Secure multi-party computation (MPC) allows n parties, each holding private input x_i, to jointly compute a function f(x_1,...,x_n) such that each party learns only the output and nothing about others' inputs beyond what the output implies. Security is defined by the ideal/real paradigm: the real protocol must be indistinguishable from an ideal world where a trusted third party collects inputs and distributes outputs. MPC is feasible for any function: with honest majority, information-theoretic security is achievable (BGW protocol); without honest majority, computational security is achievable using oblivious transfer. Applications include private auctions, joint statistical analysis, and threshold key management.
Secure multi-party computation (MPC) addresses a fundamental question: can multiple parties compute a joint function of their private inputs without trusting anyone — not each other, not a central server, not any individual participant? The answer, remarkably, is yes. MPC protocols enable n parties, each holding a secret input, to compute any agreed-upon function and learn only the output, with the guarantee that the protocol reveals nothing about any party's input beyond what the output logically implies.
Security is defined via the ideal/real paradigm. In the ideal world, a perfectly trusted third party collects all inputs, computes the function, and returns the output — this is maximally secure because the only information anyone learns is the output. In the real world, parties run a cryptographic protocol with no trusted party. The protocol is secure if no efficient adversary can distinguish the real-world execution from the ideal world. This definition automatically captures every conceivable security property (privacy, correctness, input independence, fairness) without enumerating attacks — if the real and ideal worlds are indistinguishable, any property that holds in the ideal world also holds in the real one.

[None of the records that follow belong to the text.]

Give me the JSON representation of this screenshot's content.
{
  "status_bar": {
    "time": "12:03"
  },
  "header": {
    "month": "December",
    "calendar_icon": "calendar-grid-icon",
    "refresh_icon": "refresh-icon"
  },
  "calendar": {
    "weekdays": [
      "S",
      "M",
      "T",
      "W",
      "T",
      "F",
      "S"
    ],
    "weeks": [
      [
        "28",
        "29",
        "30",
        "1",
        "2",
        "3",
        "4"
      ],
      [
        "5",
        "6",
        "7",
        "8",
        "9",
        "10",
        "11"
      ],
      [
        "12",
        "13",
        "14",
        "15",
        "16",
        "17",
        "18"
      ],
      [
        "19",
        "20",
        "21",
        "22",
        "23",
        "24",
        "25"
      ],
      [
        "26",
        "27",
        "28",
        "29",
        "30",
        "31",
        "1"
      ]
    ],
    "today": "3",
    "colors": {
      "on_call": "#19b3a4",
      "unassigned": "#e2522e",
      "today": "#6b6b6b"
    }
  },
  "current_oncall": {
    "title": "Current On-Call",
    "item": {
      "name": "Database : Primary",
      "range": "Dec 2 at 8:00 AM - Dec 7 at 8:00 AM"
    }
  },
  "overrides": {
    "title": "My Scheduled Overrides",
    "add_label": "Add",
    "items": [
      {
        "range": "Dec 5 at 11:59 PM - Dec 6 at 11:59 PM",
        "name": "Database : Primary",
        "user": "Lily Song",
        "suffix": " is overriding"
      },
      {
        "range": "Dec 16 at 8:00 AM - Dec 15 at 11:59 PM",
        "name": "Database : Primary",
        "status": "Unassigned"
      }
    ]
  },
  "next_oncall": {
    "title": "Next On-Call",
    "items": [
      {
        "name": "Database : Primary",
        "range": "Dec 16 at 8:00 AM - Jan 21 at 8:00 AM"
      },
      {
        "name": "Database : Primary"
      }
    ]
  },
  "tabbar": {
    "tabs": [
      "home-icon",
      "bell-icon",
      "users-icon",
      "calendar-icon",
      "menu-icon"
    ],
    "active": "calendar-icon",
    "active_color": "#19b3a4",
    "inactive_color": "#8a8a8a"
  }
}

Two foundational results establish MPC's feasibility. Yao's garbled circuits (1986) solve the two-party case: one party converts the function into a Boolean circuit and "garbles" it — replacing wire values with random labels and encrypting truth tables. The other party evaluates the garbled circuit using their input labels (obtained via oblivious transfer) without learning intermediate wire values. The BGW protocol (1988) handles the multi-party case with honest majority using Shamir secret sharing: each party distributes shares of their input, and the function is computed on shares. Addition is free (add shares locally); multiplication requires one round of communication using the honest majority to reconstruct intermediate products securely. With honest majority, BGW achieves information-theoretic security — no computational assumptions needed.
MPC has moved from theory to practice over the past decade. Deployment scenarios include private auctions (bidders submit sealed bids; the protocol determines the winner without revealing losing bids), medical research (hospitals compute statistics across patient databases without sharing records), financial regulation (banks demonstrate compliance without revealing proprietary trading data), and threshold key management (a signing key is split among n parties, and t of them must cooperate to sign). Protocol efficiency has improved dramatically: modern MPC systems process millions of gates per second using optimized garbled circuits, oblivious transfer extensions, and preprocessing models that move expensive computation offline. While still orders of magnitude slower than direct computation, MPC is now fast enough for many practical applications.